Miguel Dias

Miguel Arcanjo Dias nasceu em Viana no dia 29 de setembro de 1871. Aos onze anos de idade foi encaminhado para São Luís, a fim de ser internado no Colégio Educandos, instituição filantrópica de ensino profissionalizante, voltada à educação de meninos pobres, vindos do interior.

Na escola, o garoto vianense estudaria música e aprenderia vários ofícios, entre eles o de alfaiate. Após concluir o curso, embora tocasse praticamente todos os instrumentos musicais, destacou-se como trompetista, sendo convidado pela direção da casa a fazer parte do grupo permanente de músicos da orquestra do colégio e permanecer, dessa forma, na capital.

Pouco tempo depois, a orquestra do Educandos recebeu um convite para tocar numa festa em Viana, o que propiciou ao jovem músico, depois de longos anos de ausência, o retorno à cidade natal. O baile realizou-se na residência da famosa professora Cóia Carvalho. Enquanto tocava, observou, no salão, uma moça morena de cabelos escuros, encostada próxima a uma das janelas do solar. Na primeira música em que sua participação não era tão necessária, deixou o trompete sobre a cadeira e foi tirar a moça para dançar. Apaixonou-se de imediato pela jovem, que se chamava Mariana Araújo.

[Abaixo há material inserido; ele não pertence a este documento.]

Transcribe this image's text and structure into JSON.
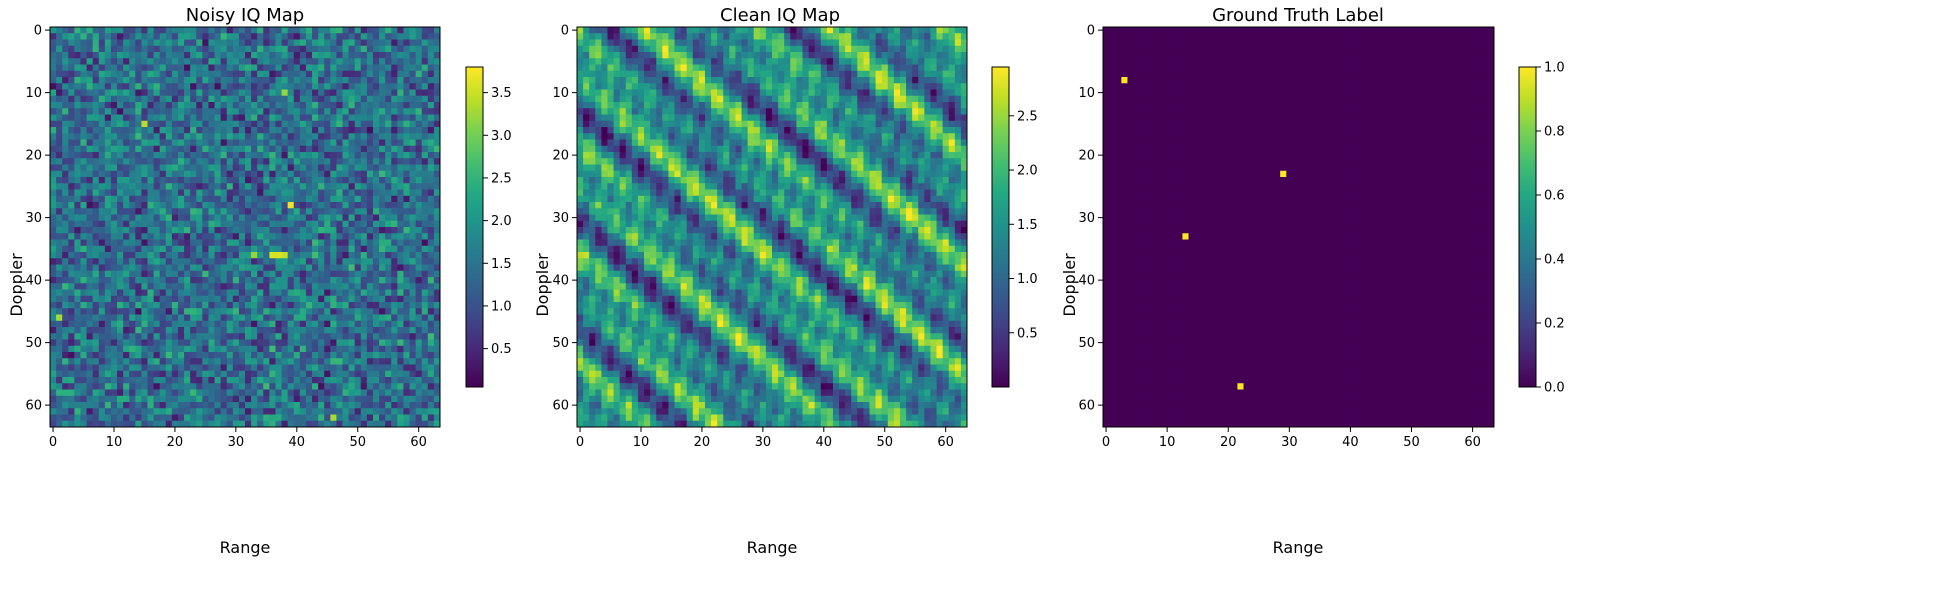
{
  "chart_data": [
    {
      "type": "heatmap",
      "title": "Noisy IQ Map",
      "xlabel": "Range",
      "ylabel": "Doppler",
      "rows": 64,
      "cols": 64,
      "xticks": [
        0,
        10,
        20,
        30,
        40,
        50,
        60
      ],
      "yticks": [
        0,
        10,
        20,
        30,
        40,
        50,
        60
      ],
      "colormap": "viridis",
      "color_range": [
        0.05,
        3.8
      ],
      "colorbar_ticks": [
        0.5,
        1.0,
        1.5,
        2.0,
        2.5,
        3.0,
        3.5
      ],
      "colorbar_tick_labels": [
        "0.5",
        "1.0",
        "1.5",
        "2.0",
        "2.5",
        "3.0",
        "3.5"
      ],
      "data_description": "noisy speckle, values mostly 0.5-2.5 with a few hot cells",
      "hotspots": [
        {
          "x": 15,
          "y": 15,
          "value": 3.4
        },
        {
          "x": 38,
          "y": 10,
          "value": 3.2
        },
        {
          "x": 39,
          "y": 28,
          "value": 3.7
        },
        {
          "x": 36,
          "y": 36,
          "value": 3.6
        },
        {
          "x": 37,
          "y": 36,
          "value": 3.6
        },
        {
          "x": 38,
          "y": 36,
          "value": 3.5
        },
        {
          "x": 33,
          "y": 36,
          "value": 3.2
        },
        {
          "x": 1,
          "y": 46,
          "value": 3.3
        },
        {
          "x": 46,
          "y": 62,
          "value": 3.3
        }
      ]
    },
    {
      "type": "heatmap",
      "title": "Clean IQ Map",
      "xlabel": "Range",
      "ylabel": "Doppler",
      "rows": 64,
      "cols": 64,
      "xticks": [
        0,
        10,
        20,
        30,
        40,
        50,
        60
      ],
      "yticks": [
        0,
        10,
        20,
        30,
        40,
        50,
        60
      ],
      "colormap": "viridis",
      "color_range": [
        0.0,
        2.95
      ],
      "colorbar_ticks": [
        0.5,
        1.0,
        1.5,
        2.0,
        2.5
      ],
      "colorbar_tick_labels": [
        "0.5",
        "1.0",
        "1.5",
        "2.0",
        "2.5"
      ],
      "data_description": "superposition of tones producing diagonal stripes running down-right"
    },
    {
      "type": "heatmap",
      "title": "Ground Truth Label",
      "xlabel": "Range",
      "ylabel": "Doppler",
      "rows": 64,
      "cols": 64,
      "xticks": [
        0,
        10,
        20,
        30,
        40,
        50,
        60
      ],
      "yticks": [
        0,
        10,
        20,
        30,
        40,
        50,
        60
      ],
      "colormap": "viridis",
      "color_range": [
        0.0,
        1.0
      ],
      "colorbar_ticks": [
        0.0,
        0.2,
        0.4,
        0.6,
        0.8,
        1.0
      ],
      "colorbar_tick_labels": [
        "0.0",
        "0.2",
        "0.4",
        "0.6",
        "0.8",
        "1.0"
      ],
      "background_value": 0,
      "targets": [
        {
          "x": 3,
          "y": 8,
          "value": 1
        },
        {
          "x": 29,
          "y": 23,
          "value": 1
        },
        {
          "x": 13,
          "y": 33,
          "value": 1
        },
        {
          "x": 22,
          "y": 57,
          "value": 1
        }
      ]
    }
  ]
}
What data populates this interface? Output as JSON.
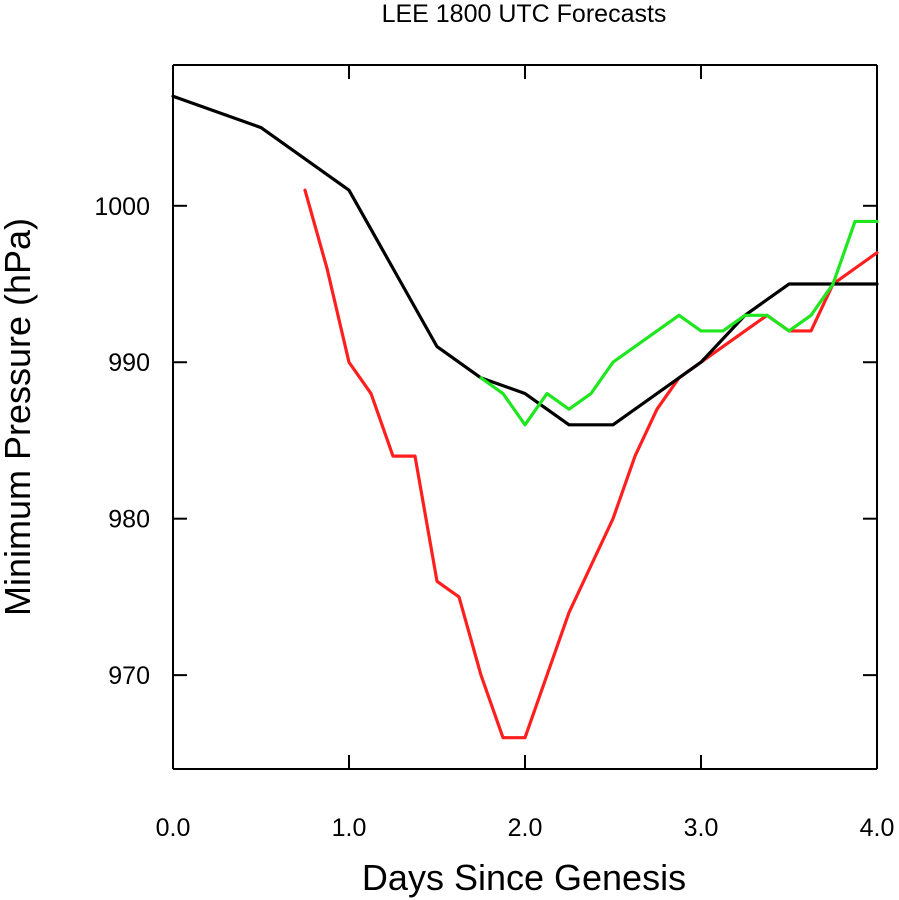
{
  "chart_data": {
    "type": "line",
    "title": "LEE 1800 UTC Forecasts",
    "xlabel": "Days Since Genesis",
    "ylabel": "Minimum Pressure (hPa)",
    "xlim": [
      0.0,
      4.0
    ],
    "ylim": [
      964,
      1009
    ],
    "xticks": [
      0.0,
      1.0,
      2.0,
      3.0,
      4.0
    ],
    "xtick_labels": [
      "0.0",
      "1.0",
      "2.0",
      "3.0",
      "4.0"
    ],
    "yticks": [
      970,
      980,
      990,
      1000
    ],
    "ytick_labels": [
      "970",
      "980",
      "990",
      "1000"
    ],
    "grid": false,
    "legend": "none",
    "series": [
      {
        "color": "#000000",
        "points": [
          [
            0.0,
            1007
          ],
          [
            0.5,
            1005
          ],
          [
            1.0,
            1001
          ],
          [
            1.25,
            996
          ],
          [
            1.5,
            991
          ],
          [
            1.75,
            989
          ],
          [
            2.0,
            988
          ],
          [
            2.25,
            986
          ],
          [
            2.5,
            986
          ],
          [
            3.0,
            990
          ],
          [
            3.25,
            993
          ],
          [
            3.5,
            995
          ],
          [
            4.0,
            995
          ]
        ]
      },
      {
        "color": "#ff1f1f",
        "points": [
          [
            0.75,
            1001
          ],
          [
            0.875,
            996
          ],
          [
            1.0,
            990
          ],
          [
            1.125,
            988
          ],
          [
            1.25,
            984
          ],
          [
            1.375,
            984
          ],
          [
            1.5,
            976
          ],
          [
            1.625,
            975
          ],
          [
            1.75,
            970
          ],
          [
            1.875,
            966
          ],
          [
            2.0,
            966
          ],
          [
            2.125,
            970
          ],
          [
            2.25,
            974
          ],
          [
            2.375,
            977
          ],
          [
            2.5,
            980
          ],
          [
            2.625,
            984
          ],
          [
            2.75,
            987
          ],
          [
            2.875,
            989
          ],
          [
            3.0,
            990
          ],
          [
            3.125,
            991
          ],
          [
            3.25,
            992
          ],
          [
            3.375,
            993
          ],
          [
            3.5,
            992
          ],
          [
            3.625,
            992
          ],
          [
            3.75,
            995
          ],
          [
            3.875,
            996
          ],
          [
            4.0,
            997
          ]
        ]
      },
      {
        "color": "#1fe61f",
        "points": [
          [
            1.75,
            989
          ],
          [
            1.875,
            988
          ],
          [
            2.0,
            986
          ],
          [
            2.125,
            988
          ],
          [
            2.25,
            987
          ],
          [
            2.375,
            988
          ],
          [
            2.5,
            990
          ],
          [
            2.625,
            991
          ],
          [
            2.75,
            992
          ],
          [
            2.875,
            993
          ],
          [
            3.0,
            992
          ],
          [
            3.125,
            992
          ],
          [
            3.25,
            993
          ],
          [
            3.375,
            993
          ],
          [
            3.5,
            992
          ],
          [
            3.625,
            993
          ],
          [
            3.75,
            995
          ],
          [
            3.875,
            999
          ],
          [
            4.0,
            999
          ]
        ]
      }
    ]
  }
}
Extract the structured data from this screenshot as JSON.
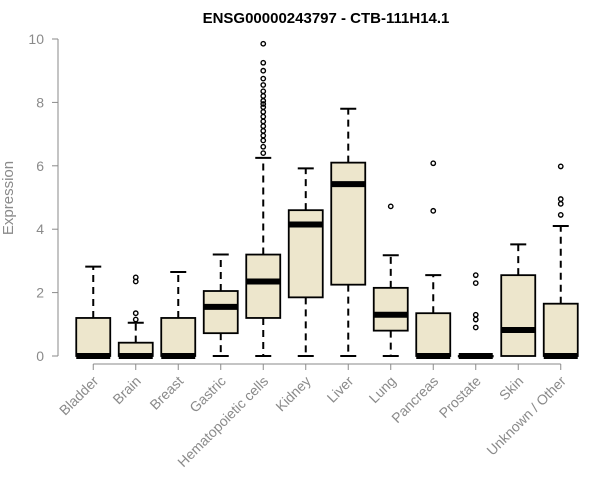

Regressando a São Luís, não pensou duas vezes: desvencilhou-se dos compromissos, arrumou suas malas e, de posse do trompete e da máquina de costura, voltou definitivamente à cidade de origem, onde escreveria uma historia singular de competência, amor e dedicação à musica.

Miguel Dias casou-se com Mariana Araújo e tornou-se pai de sete filhos: Odilon, Josefa (Nhazita), Etéldera, Nair, América, Filomena e Odinéia. A todos, procurou passar os ensinamentos básicos de sua grande paixão. O filho mais velho, Odilon, aos sete anos de idade já tocava trompete e, a exemplo do pai, aprenderia a tocar igualmente todos os instrumentos. Entre as filhas, os destaques ficaram com Nhazita (que tocava harmônio), Etéldera (harmônio e violino) e América (violino).

O grande mérito, entretanto, do Maestro Miguel Dias, foi sua notável contribuição à difusão da música vianense. Residindo no velho sobrado da esquina da Praça da Matriz, atualmente em ruínas, o abnegado maestro criou ali uma escola particular de música, por cujos bancos passariam mais de uma centena de futuros músicos da terra. Tornou-se até comum, na época, muitos de seus ex-alunos se mudarem para São Luís, a fim de ingressarem nos quadros das bandas da Polícia e do Exército. Outros discípulos iriam mais longe, levando o nome da música vianense além-fronteiras como, por exemplo, Júlio e Pedrinho Neves, Onofre Fernandes e Dilú Mello.

O mais interessante de tudo isso, é que o abnegado maestro não cobrava nenhum centavo pelas aulas ministradas. Ensinava por prazer e amor à arte. Sustentava-se, e à família, com o salário de delegado e com os recursos obtidos com o trabalho de sua banda e de sua orquestra. Seguia uma rotina organizada: pela manhã, como autoridade policial, realizava as audiências na sala da frente do sobrado; à tarde, o mesmo local se transformava em oficina de música. Pela noite, até as 21 horas, atendia os alunos que necessitassem de reforço, copiava músicas ou consertava os instrumentos velhos.

A competência e o esmero do maestro ganhariam prestígio por toda a Baixada. Dono de um acervo musical riquíssimo, sua orquestra recebia constantes convites para tocar em bailes nos municípios vizinhos. Em Viana, enquanto esteve na ativa, a animação dos largos nas festas religiosas de São Sebastião, São Benedito da Barreirinha, Nazaré e Nossa Senhora da Conceição ficavam ao encargo de sua banda.

Depois de acometido por grave enfermidade cardíaca, provavelmente em decorrência dos exercícios prolongados nos instrumentos de sopro, o maestro Miguel Dias faleceu aos 54 anos de idade, no dia 1º de setembro de 1925. Segundo depoimento de uma de suas filhas, América Dias, seu enterro foi o mais bonito já realizado em Viana. Acompanhado pelas Irmandades do Santíssimo Sacramento (da qual fazia parte) e do Coração de Jesus, pelos estudantes do Colégio do Estado e grande número de amigos, admiradores e ex-alunos, o féretro subiu a Rua Grande em direção ao Cemitério 2 de Novembro  ao som de duas bandas (a sua e a do também maestro Temístocles Lima), que executavam a marcha fúnebre escolhida por ele próprio, antes de falecer.